The Greenwald restriction is at the heart of these new calculations. It was named after Martin Greenwald, an MIT physicist who established it in 1988. Researchers are trying to find out why their fusion plasmas became uncontrollable. Once they increased the fuel density beyond some factor, Greenwald devised an experimental restriction.
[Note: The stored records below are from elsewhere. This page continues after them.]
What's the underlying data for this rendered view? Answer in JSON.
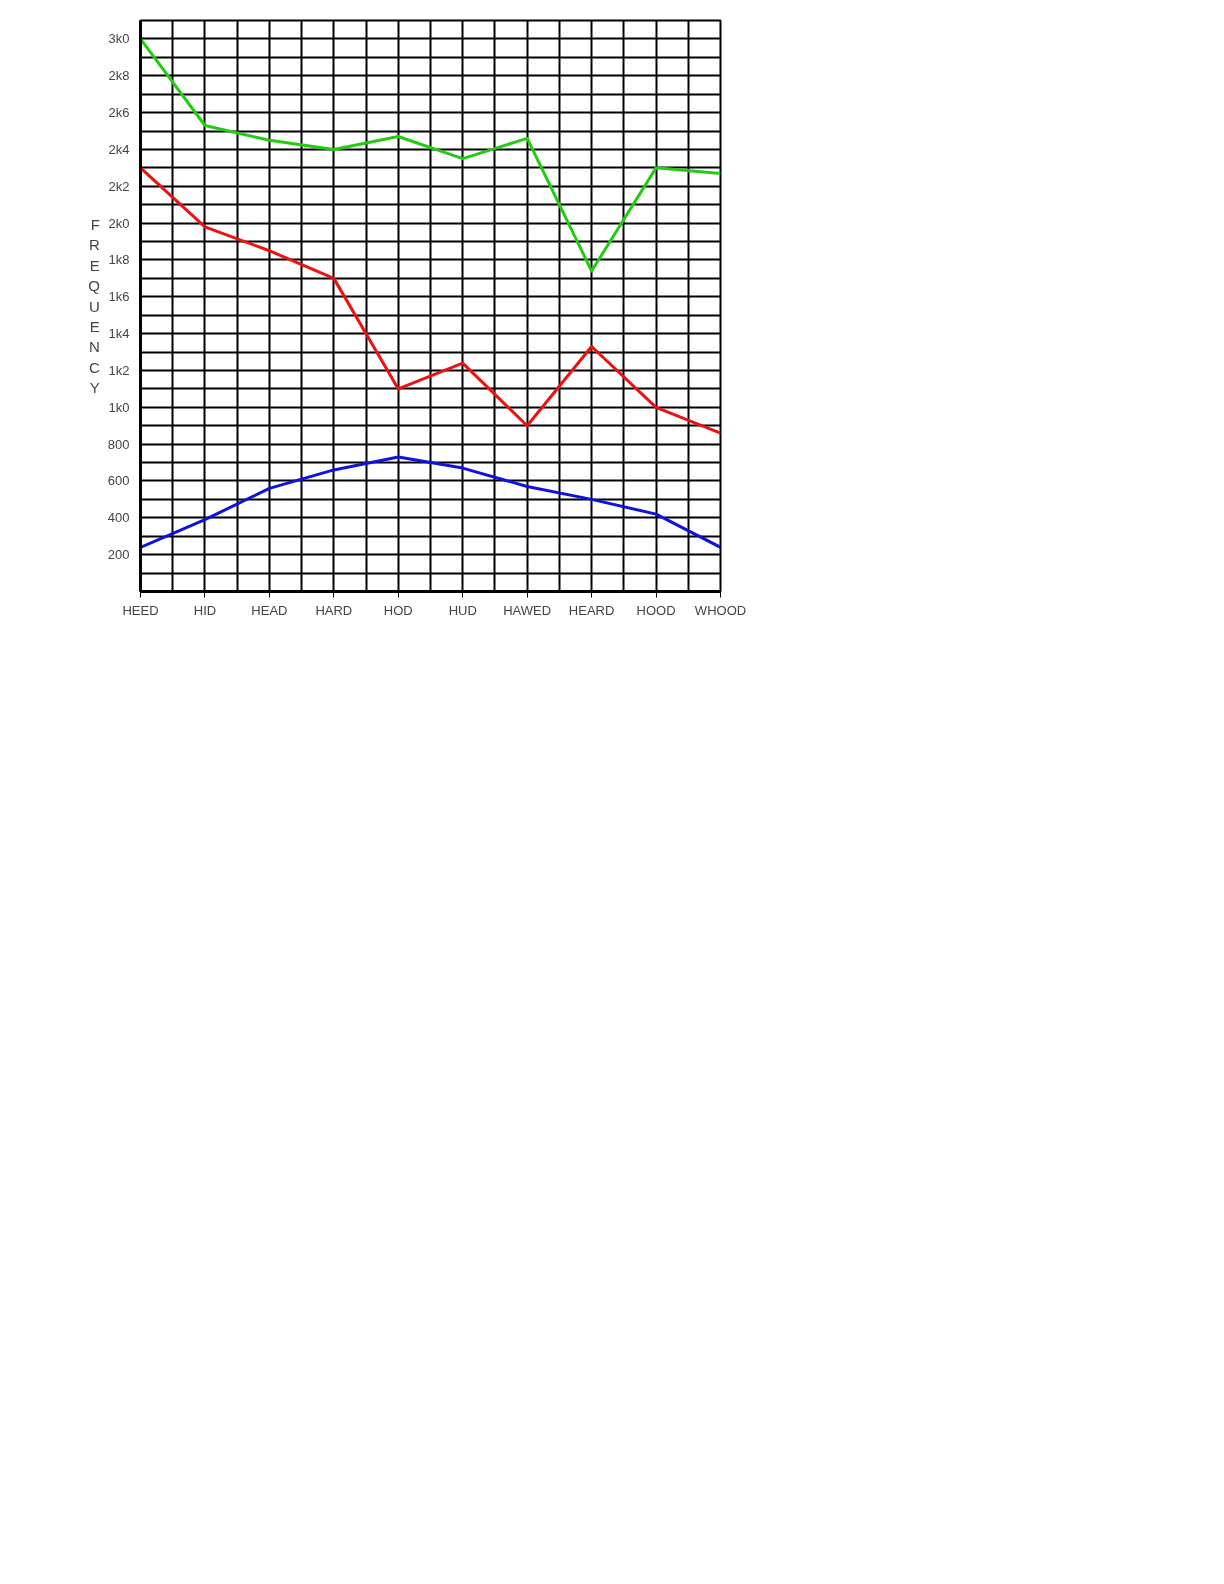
{
  "chart_data": {
    "type": "line",
    "ylabel": "FREQUENCY",
    "categories": [
      "HEED",
      "HID",
      "HEAD",
      "HARD",
      "HOD",
      "HUD",
      "HAWED",
      "HEARD",
      "HOOD",
      "WHOOD"
    ],
    "series": [
      {
        "color": "#22cc11",
        "values": [
          3000,
          2530,
          2450,
          2400,
          2470,
          2350,
          2460,
          1740,
          2300,
          2270
        ]
      },
      {
        "color": "#ee1111",
        "values": [
          2300,
          1980,
          1850,
          1700,
          1100,
          1240,
          900,
          1330,
          1000,
          860
        ]
      },
      {
        "color": "#1111dd",
        "values": [
          240,
          390,
          560,
          660,
          730,
          670,
          570,
          500,
          420,
          240
        ]
      }
    ],
    "ylim": [
      0,
      3100
    ],
    "yticks": [
      {
        "value": 200,
        "label": "200"
      },
      {
        "value": 400,
        "label": "400"
      },
      {
        "value": 600,
        "label": "600"
      },
      {
        "value": 800,
        "label": "800"
      },
      {
        "value": 1000,
        "label": "1k0"
      },
      {
        "value": 1200,
        "label": "1k2"
      },
      {
        "value": 1400,
        "label": "1k4"
      },
      {
        "value": 1600,
        "label": "1k6"
      },
      {
        "value": 1800,
        "label": "1k8"
      },
      {
        "value": 2000,
        "label": "2k0"
      },
      {
        "value": 2200,
        "label": "2k2"
      },
      {
        "value": 2400,
        "label": "2k4"
      },
      {
        "value": 2600,
        "label": "2k6"
      },
      {
        "value": 2800,
        "label": "2k8"
      },
      {
        "value": 3000,
        "label": "3k0"
      }
    ],
    "grid": true,
    "line_style": "solid"
  }
}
This restriction was based on the tokamak’s minimal radius (the size and circumference of the donut) and the amount of electric modern-day passing through plasma.

Eddie Worrell
Eddie Worrell

Related posts:

  1. Apple Opens All 270 Stores In US For First Time In Almost One Year
  2. Apple Introduces Long-Awaited AirTags Accessory For USD 29, Include U1 Chip For Precision Finding
  3. China Wants to Increase Cyber Monitoring of Hong Kong Technological IPOs?
  4. AI surveillance cameras can now detect potential threats!

Filed Under: Technology

Reader Interactions

Leave a Reply Cancel reply

Your email address will not be published. Required fields are marked *

Primary Sidebar

  • World’s Oldest Little Penguin, Lazzie, Celebrates 25th Birthday – But She’s Still Young At Heart
  • “We Will Build The Gateway”: Lunar Gateway’s Future Has Been Rocky – But ESA Confirms It’s A Go
  • Clothes Getting Eaten By Moths? Here’s What To Do
  • We Finally Know Where Pet Cats Come From – And It’s Not Where We Thought
  • Why The 17th Century Was A Really, Really Dreadful Time To Be Alive
  • Why Do Barnacles Attach To Whales?
  • You May Believe This Widely Spread Myth About How Microwave Ovens Work
  • If You Had A Pole Stretching From England To France And Yanked It, Would The Other End Move Instantly?
  • This “Dead Leaf” Is Actually A Spider That’s Evolved As A Master Of Disguise And Trickery
  • There Could Be 10,000 More African Forest Elephants Than We Thought – But They’re Still Critically Endangered
  • After Killing Half Of South Georgia’s Elephant Seals, Avian Flu Reaches Remote Island In The Indian Ocean
  • Jaguars, Disease, And Guns: The Darién Gap Is One Of Planet Earth’s Last Ungovernable Frontiers
  • The Coldest Place On Earth? Temperatures Here Can Plunge Down To -98°C In The Bleak Midwinter
  • ESA’s JUICE Spacecraft Imaged Comet 3I/ATLAS As It Flew Towards Jupiter. We’ll Have To Wait Until 2026 To See The Photos
  • Have We Finally “Seen” Dark Matter? Galactic Gamma-Ray Halo May Be First Direct Evidence Of Universe’s Invisible “Glue”
  • What Happens When You Try To Freeze Oil? Because It Generally Doesn’t Form An Ice
  • Cyclical Time And Multiple Dimensions Seen in Native American Rock Art Spanning 4,000 Years Of History
  • Could T. Rex Swim?
  • Why Is My Eye Twitching Like That?!
  • First-Ever Evidence Of Lightning On Mars – Captured In Whirling Dust Devils And Storms
  • Business
  • Health
  • News
  • Science
  • Technology
  • +1 718 874 1545
  • +91 78878 22626
  • [email protected]
Office Address
Prudour Pvt. Ltd. 420 Lexington Avenue Suite 300 New York City, NY 10170.